她深吸了一口氣,回握住陸蓉月的手,喃喃自語:“你說得對,你說得對……”
陸蓉月將太後扶起來。
太後匆匆回了寢宮,顫抖著雙手,從床頭邊上的暗格裏取出來一個匣子來。
裏麵裝著的,是她之前從皇帝那裏拿來的玉璽。
她將匣子塞進陸蓉月懷裏:“蓉月,哀家別無所求,隻希望你能夠快快找到祁兒……”
“蓉月明白!一定不負所托!”陸蓉月抓過玉璽往懷裏一塞,提起裙裾就往外狂奔。
李公公告訴她,前門已經被霍家軍占了,讓她往禦膳房那邊的方向跑,那邊有一個年久失修的狗洞,可以從那裏出去。
情急之下,陸蓉月也隻能從狗洞鑽出去了。
可就在她艱難地爬出狗洞的時候,她的裙裾突然勾住狗洞口的荊棘,連累她被絆了一跤。
“啊——”
她懷中匣子突然滑落,“砰”地砸在青石板上,匣子打開,裏麵的東西骨碌碌滾了出來。
“玉璽?”
一聲驚呼從樓上傳來,一名虎頭虎腦的愣頭小兵瞪大了眼睛,連忙扯著嗓子大喊,“喂!你們過來看啊,這是不是玉璽!”
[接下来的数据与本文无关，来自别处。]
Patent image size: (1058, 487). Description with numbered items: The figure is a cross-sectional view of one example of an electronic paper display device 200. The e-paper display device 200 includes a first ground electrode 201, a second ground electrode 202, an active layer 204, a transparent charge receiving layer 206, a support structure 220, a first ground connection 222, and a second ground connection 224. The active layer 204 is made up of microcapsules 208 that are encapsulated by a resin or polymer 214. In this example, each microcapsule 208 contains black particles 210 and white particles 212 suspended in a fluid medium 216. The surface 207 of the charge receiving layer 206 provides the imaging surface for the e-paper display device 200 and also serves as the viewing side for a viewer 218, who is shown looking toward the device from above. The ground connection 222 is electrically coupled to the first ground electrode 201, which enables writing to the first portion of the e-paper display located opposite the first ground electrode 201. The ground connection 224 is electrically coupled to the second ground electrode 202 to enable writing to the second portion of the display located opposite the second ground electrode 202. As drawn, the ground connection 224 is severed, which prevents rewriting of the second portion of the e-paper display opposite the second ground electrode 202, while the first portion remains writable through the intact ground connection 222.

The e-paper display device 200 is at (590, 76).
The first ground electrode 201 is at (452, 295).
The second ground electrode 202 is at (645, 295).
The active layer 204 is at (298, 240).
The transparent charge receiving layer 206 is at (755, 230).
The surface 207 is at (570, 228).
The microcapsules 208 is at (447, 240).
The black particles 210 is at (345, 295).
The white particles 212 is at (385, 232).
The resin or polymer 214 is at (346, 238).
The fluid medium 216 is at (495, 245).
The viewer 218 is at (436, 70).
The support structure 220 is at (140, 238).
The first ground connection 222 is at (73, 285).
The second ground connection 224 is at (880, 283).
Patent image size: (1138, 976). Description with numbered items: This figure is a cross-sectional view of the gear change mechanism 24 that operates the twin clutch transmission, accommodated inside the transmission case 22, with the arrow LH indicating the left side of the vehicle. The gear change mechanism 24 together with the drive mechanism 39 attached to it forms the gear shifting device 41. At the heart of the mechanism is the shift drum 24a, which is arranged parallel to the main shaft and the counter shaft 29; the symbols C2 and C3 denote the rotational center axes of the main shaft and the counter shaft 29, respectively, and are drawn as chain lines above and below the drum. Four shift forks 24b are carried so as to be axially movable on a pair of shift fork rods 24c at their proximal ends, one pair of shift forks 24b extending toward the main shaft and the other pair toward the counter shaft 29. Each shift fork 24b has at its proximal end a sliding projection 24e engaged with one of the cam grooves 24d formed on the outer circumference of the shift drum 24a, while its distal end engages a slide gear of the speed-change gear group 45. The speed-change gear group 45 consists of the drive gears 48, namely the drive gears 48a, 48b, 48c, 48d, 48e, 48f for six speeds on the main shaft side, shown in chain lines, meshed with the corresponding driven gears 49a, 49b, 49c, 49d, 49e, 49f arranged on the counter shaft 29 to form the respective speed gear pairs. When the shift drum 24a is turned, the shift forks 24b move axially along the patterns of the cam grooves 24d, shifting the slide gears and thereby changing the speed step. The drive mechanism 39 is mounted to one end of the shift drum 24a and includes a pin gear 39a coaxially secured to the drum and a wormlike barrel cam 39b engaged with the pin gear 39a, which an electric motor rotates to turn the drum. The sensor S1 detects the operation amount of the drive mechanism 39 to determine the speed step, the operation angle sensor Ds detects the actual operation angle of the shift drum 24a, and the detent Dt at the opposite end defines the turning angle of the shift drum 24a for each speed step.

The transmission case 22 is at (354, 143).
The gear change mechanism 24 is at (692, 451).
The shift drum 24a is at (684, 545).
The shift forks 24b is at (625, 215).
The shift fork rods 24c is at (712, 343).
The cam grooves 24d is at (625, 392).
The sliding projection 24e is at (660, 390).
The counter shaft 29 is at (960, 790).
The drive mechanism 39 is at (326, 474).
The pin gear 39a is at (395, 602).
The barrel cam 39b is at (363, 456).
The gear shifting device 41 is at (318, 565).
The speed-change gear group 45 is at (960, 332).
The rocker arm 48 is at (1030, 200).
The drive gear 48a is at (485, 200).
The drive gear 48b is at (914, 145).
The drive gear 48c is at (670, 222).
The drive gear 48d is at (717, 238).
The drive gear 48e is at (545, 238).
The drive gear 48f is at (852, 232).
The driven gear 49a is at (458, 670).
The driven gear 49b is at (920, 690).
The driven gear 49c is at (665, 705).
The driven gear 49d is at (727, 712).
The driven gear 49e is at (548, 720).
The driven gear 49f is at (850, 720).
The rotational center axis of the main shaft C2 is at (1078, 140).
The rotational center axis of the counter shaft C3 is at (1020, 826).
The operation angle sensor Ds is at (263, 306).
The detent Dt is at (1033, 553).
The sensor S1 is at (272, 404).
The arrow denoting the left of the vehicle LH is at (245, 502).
陸蓉月急忙撿起玉璽,也來不及塞進匣子裏了,抱著就要跑。
“是玉璽!有人偷盜玉璽!”
“抓住她!”
陸蓉月耳邊傳來了山呼海嘯般的呐喊,她隻覺得全身的血液湧上心頭,拚了命地往前跑。
嗖——
忽然,她感覺心口一涼,往前一撲。
腳步停了下來。
她緩緩低下了頭,去看。
一支羽箭穿透她的心髒,將她釘在宮牆上。
鮮血浸透了她華麗的宮裙,在地上洇開了血色。
“不,不是……不是這樣的……”她的聲音混著血沫,像破了洞的風箱。
最終,她手鬆了,玉璽還是滾落到了地上。
後麵傳來了馬蹄聲。
“侯爺,此人偷盜玉璽出宮,已被射殺。”
“知道了。”
霍雁行翻身下馬,彎腰拾起玉璽。
陸蓉月聽到聲音,知道是霍雁行。
瀕死之際,她以為她會想起父親、母親、蕭祁……但是沒有。
走馬燈停留在前世,報國寺回城的那條官道旁,懸崖邊,她眼睜睜地看著一位俊朗不凡的將軍如神兵親臨,策馬而來,以劍插地,飛身而下去救人。
她是真的喜歡過他。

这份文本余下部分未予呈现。